TORONTO – A safety campaign launched in the wake of Georgia Walsh’s death by people who live in Leaside is spreading across the city.
Walsh, 6, was hit and killed by a minivan at the corner of Millwood Road and McRae Drive in July. The memorial bearing her smiling face at still stands, as much a reminder of the tragedy that occurred there as the pink ribbons and lawn signs reading “Slow Down Kids At Play.”
Since this grassroots effort to slow through-traffic launched in the days following Walsh’s death, the signs have gained traction, aided by cash sponsorships from local businesses and residents.
“I have young children, I have friends who have young children and I see it on a daily basis,” says sponsor Patrick Rocca as he points to a loud, speeding red sports car.
Neighbours say the increased traffic is streaming through the neighbourhood to avoid construction on Eglinton Avenue where traffic has come to a halt due to the construction of the Eglinton Crosstown.
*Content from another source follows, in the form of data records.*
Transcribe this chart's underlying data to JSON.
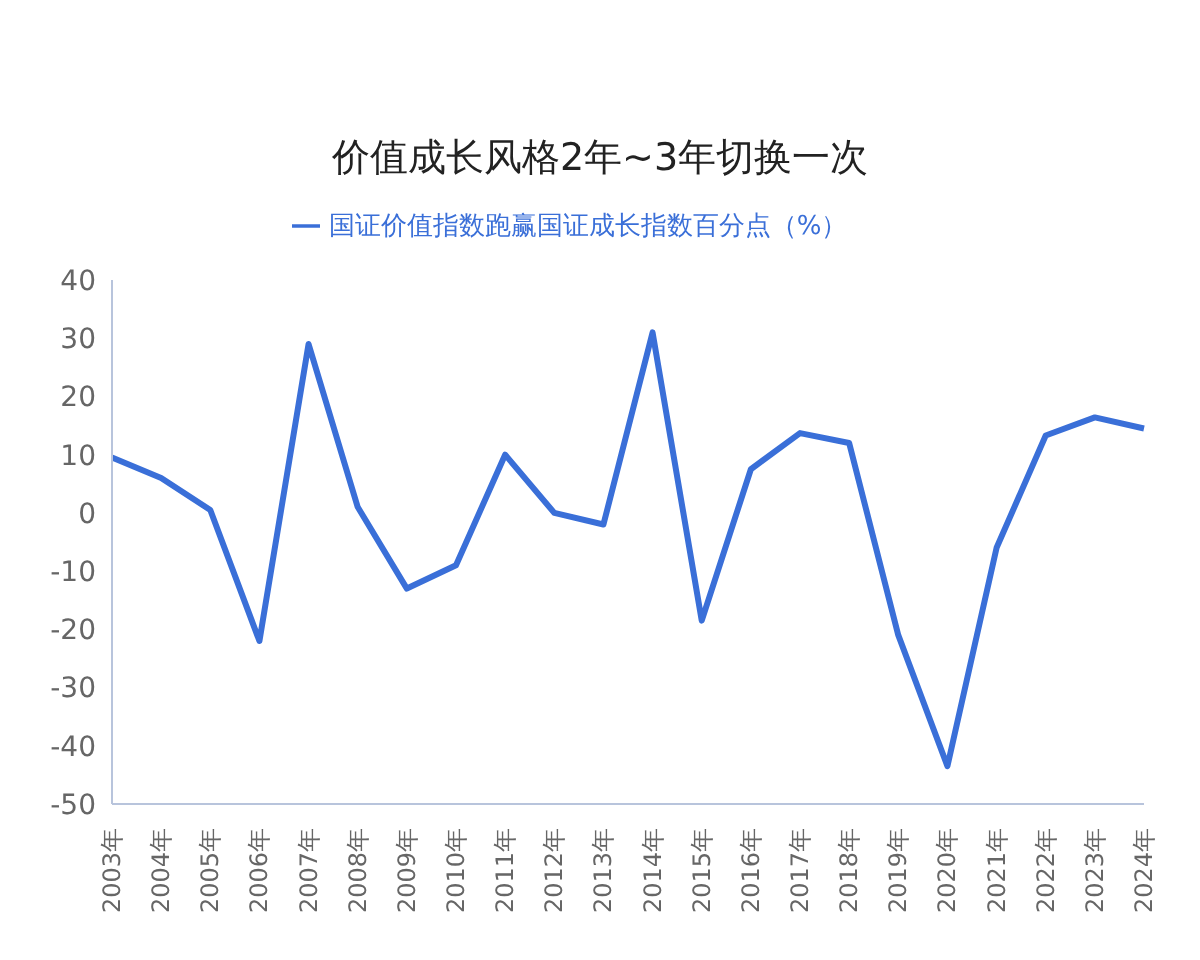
{
  "chart_data": {
    "type": "line",
    "title": "价值成长风格2年~3年切换一次",
    "categories": [
      "2003年",
      "2004年",
      "2005年",
      "2006年",
      "2007年",
      "2008年",
      "2009年",
      "2010年",
      "2011年",
      "2012年",
      "2013年",
      "2014年",
      "2015年",
      "2016年",
      "2017年",
      "2018年",
      "2019年",
      "2020年",
      "2021年",
      "2022年",
      "2023年",
      "2024年"
    ],
    "series": [
      {
        "name": "国证价值指数跑赢国证成长指数百分点（%）",
        "color": "#3a6fd8",
        "values": [
          9.5,
          6,
          0.5,
          -22,
          29,
          1,
          -13,
          -9,
          10,
          0,
          -2,
          31,
          -18.5,
          7.5,
          13.7,
          12,
          -21,
          -43.5,
          -6,
          13.3,
          16.4,
          14.5
        ]
      }
    ],
    "ylim": [
      -50,
      40
    ],
    "yticks": [
      -50,
      -40,
      -30,
      -20,
      -10,
      0,
      10,
      20,
      30,
      40
    ],
    "legend": "top",
    "marker": "none",
    "line_style": "solid"
  }
}
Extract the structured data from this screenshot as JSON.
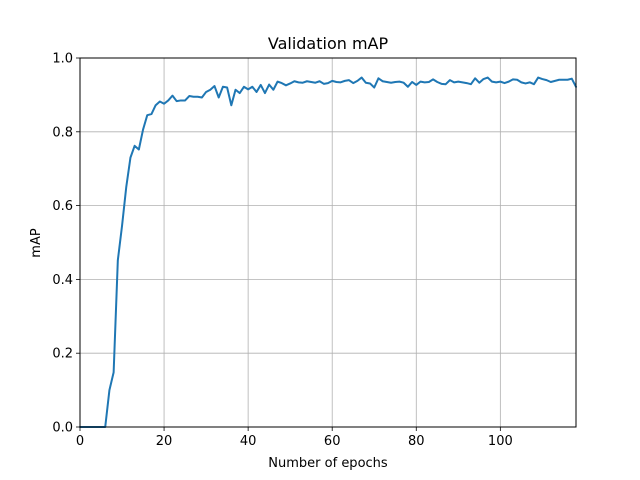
{
  "chart_data": {
    "type": "line",
    "title": "Validation mAP",
    "xlabel": "Number of epochs",
    "ylabel": "mAP",
    "xlim": [
      0,
      118
    ],
    "ylim": [
      0,
      1.0
    ],
    "x_ticks": [
      0,
      20,
      40,
      60,
      80,
      100
    ],
    "y_ticks": [
      0.0,
      0.2,
      0.4,
      0.6,
      0.8,
      1.0
    ],
    "x_tick_labels": [
      "0",
      "20",
      "40",
      "60",
      "80",
      "100"
    ],
    "y_tick_labels": [
      "0.0",
      "0.2",
      "0.4",
      "0.6",
      "0.8",
      "1.0"
    ],
    "grid": true,
    "series": [
      {
        "color": "#1f77b4",
        "x": [
          0,
          1,
          2,
          3,
          4,
          5,
          6,
          7,
          8,
          9,
          10,
          11,
          12,
          13,
          14,
          15,
          16,
          17,
          18,
          19,
          20,
          21,
          22,
          23,
          24,
          25,
          26,
          27,
          28,
          29,
          30,
          31,
          32,
          33,
          34,
          35,
          36,
          37,
          38,
          39,
          40,
          41,
          42,
          43,
          44,
          45,
          46,
          47,
          48,
          49,
          50,
          51,
          52,
          53,
          54,
          55,
          56,
          57,
          58,
          59,
          60,
          61,
          62,
          63,
          64,
          65,
          66,
          67,
          68,
          69,
          70,
          71,
          72,
          73,
          74,
          75,
          76,
          77,
          78,
          79,
          80,
          81,
          82,
          83,
          84,
          85,
          86,
          87,
          88,
          89,
          90,
          91,
          92,
          93,
          94,
          95,
          96,
          97,
          98,
          99,
          100,
          101,
          102,
          103,
          104,
          105,
          106,
          107,
          108,
          109,
          110,
          111,
          112,
          113,
          114,
          115,
          116,
          117,
          118
        ],
        "values": [
          0,
          0,
          0,
          0,
          0,
          0,
          0,
          0.1,
          0.148,
          0.452,
          0.545,
          0.65,
          0.73,
          0.762,
          0.752,
          0.806,
          0.845,
          0.848,
          0.872,
          0.882,
          0.876,
          0.885,
          0.898,
          0.883,
          0.885,
          0.885,
          0.897,
          0.895,
          0.895,
          0.893,
          0.908,
          0.914,
          0.924,
          0.893,
          0.922,
          0.92,
          0.872,
          0.914,
          0.905,
          0.922,
          0.915,
          0.922,
          0.908,
          0.927,
          0.905,
          0.928,
          0.914,
          0.936,
          0.932,
          0.926,
          0.931,
          0.937,
          0.934,
          0.933,
          0.937,
          0.935,
          0.933,
          0.937,
          0.93,
          0.932,
          0.938,
          0.935,
          0.934,
          0.938,
          0.94,
          0.932,
          0.938,
          0.947,
          0.933,
          0.931,
          0.92,
          0.945,
          0.937,
          0.935,
          0.933,
          0.935,
          0.936,
          0.933,
          0.922,
          0.935,
          0.927,
          0.936,
          0.934,
          0.935,
          0.942,
          0.935,
          0.93,
          0.929,
          0.94,
          0.934,
          0.936,
          0.934,
          0.932,
          0.929,
          0.945,
          0.933,
          0.943,
          0.947,
          0.936,
          0.934,
          0.936,
          0.932,
          0.936,
          0.942,
          0.941,
          0.934,
          0.931,
          0.934,
          0.929,
          0.947,
          0.943,
          0.94,
          0.935,
          0.938,
          0.941,
          0.941,
          0.941,
          0.944,
          0.922
        ]
      }
    ]
  }
}
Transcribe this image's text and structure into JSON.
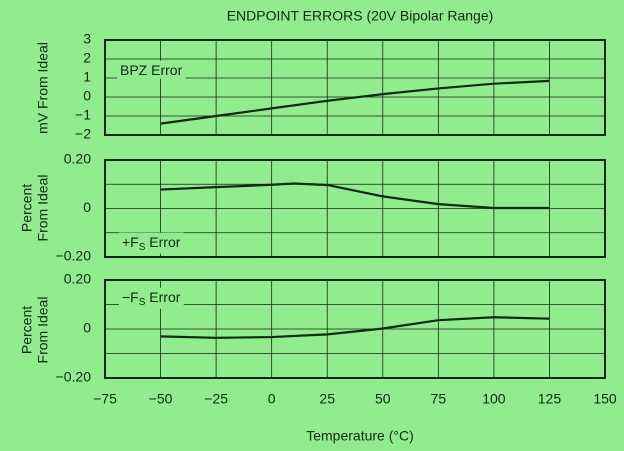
{
  "chart_data": [
    {
      "type": "line",
      "title": "ENDPOINT ERRORS (20V Bipolar Range)",
      "ylabel": [
        "mV From Ideal"
      ],
      "annotation": {
        "text": "BPZ Error"
      },
      "x": [
        -50,
        -25,
        0,
        25,
        50,
        75,
        100,
        125
      ],
      "series": [
        {
          "color": "#0f2a0f",
          "values": [
            -1.4,
            -1.0,
            -0.6,
            -0.2,
            0.15,
            0.45,
            0.7,
            0.85
          ]
        }
      ],
      "xlim": [
        -75,
        150
      ],
      "xticks": [
        -75,
        -50,
        -25,
        0,
        25,
        50,
        75,
        100,
        125,
        150
      ],
      "ylim": [
        -2,
        3
      ],
      "yticks": [
        {
          "value": -2,
          "label": "−2"
        },
        {
          "value": -1,
          "label": "−1"
        },
        0,
        1,
        2,
        3
      ],
      "grid_lines": [
        -2,
        -1,
        0,
        1,
        2,
        3
      ],
      "grid": true
    },
    {
      "type": "line",
      "ylabel": [
        "Percent",
        "From Ideal"
      ],
      "annotation": {
        "text": "+F",
        "sub": "S",
        "suffix": " Error"
      },
      "x": [
        -50,
        -25,
        0,
        10,
        25,
        50,
        75,
        100,
        125
      ],
      "series": [
        {
          "color": "#0f2a0f",
          "values": [
            0.078,
            0.088,
            0.098,
            0.103,
            0.097,
            0.05,
            0.018,
            0.002,
            0.002
          ]
        }
      ],
      "xlim": [
        -75,
        150
      ],
      "xticks": [
        -75,
        -50,
        -25,
        0,
        25,
        50,
        75,
        100,
        125,
        150
      ],
      "ylim": [
        -0.2,
        0.2
      ],
      "yticks": [
        {
          "value": -0.2,
          "label": "−0.20"
        },
        0,
        {
          "value": 0.2,
          "label": "0.20"
        }
      ],
      "grid_lines": [
        -0.2,
        -0.1,
        0,
        0.1,
        0.2
      ],
      "grid": true
    },
    {
      "type": "line",
      "ylabel": [
        "Percent",
        "From Ideal"
      ],
      "xlabel": "Temperature (°C)",
      "annotation": {
        "text": "−F",
        "sub": "S",
        "suffix": " Error"
      },
      "x": [
        -50,
        -25,
        0,
        25,
        50,
        75,
        100,
        125
      ],
      "series": [
        {
          "color": "#0f2a0f",
          "values": [
            -0.03,
            -0.036,
            -0.033,
            -0.022,
            0.002,
            0.036,
            0.048,
            0.042
          ]
        }
      ],
      "xlim": [
        -75,
        150
      ],
      "xticks": [
        {
          "value": -75,
          "label": "−75"
        },
        {
          "value": -50,
          "label": "−50"
        },
        {
          "value": -25,
          "label": "−25"
        },
        0,
        25,
        50,
        75,
        100,
        125,
        150
      ],
      "show_xtick_labels": true,
      "ylim": [
        -0.2,
        0.2
      ],
      "yticks": [
        {
          "value": -0.2,
          "label": "−0.20"
        },
        0,
        {
          "value": 0.2,
          "label": "0.20"
        }
      ],
      "grid_lines": [
        -0.2,
        -0.1,
        0,
        0.1,
        0.2
      ],
      "grid": true
    }
  ]
}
The ensuing demand for signs from concerned residents was so high organizers were unable to answer all the emails. They staged three events Thursday night for people to get a sign; first come, first served. They’re using the money they made from voluntary donations to print 600 more.
“I just put another order in for 300 today,” says Roger Cattell, one of the effort’s main organizers. “So in about 20 days we’ll probably have a thousand signs.”
And that’s just in Leaside.
Watch previous stories on Georgia Walsh and the traffic concerns in Leaside
They estimate close to 800 signs have been ordered by residents in other areas of the city including East York, the Beach, and Yonge and Eglinton where a black and white version of the sign is slowly starting to show up on Lascelles Boulevard.
While the colour scheme is slightly different, the message from parents is the same: They’re doing this because city hall can’t.
“This should’ve been a community issue that was brought forth by the city and it’s an important thing that the streets are safe for the kids,” says Victoria McCowan, a mother of three.
Local Councillor John Parker has ordered a report on the feasibility of a bypass route south of Leaside along Redway Road. He’s also having staff weigh the pros and cons of reducing speed limits in Leaside to 30 km/h.
Any solutions stemming from those reports are still a long way off though.
Another initiative that council is set to debate next week could ban right turns on red lights at Millwood Road. and McRae Drive.
“You want drivers focusing on the road ahead,” Councillor Parker said. “You don’t want them looking over their left shoulder at the potential of oncoming traffic.”
Global News reached out to the family of Georgia Walsh for comment on the growth of the campaign in reaction to their daughter’s death, but a family spokesperson says they respectfully declined and continue to ask for privacy.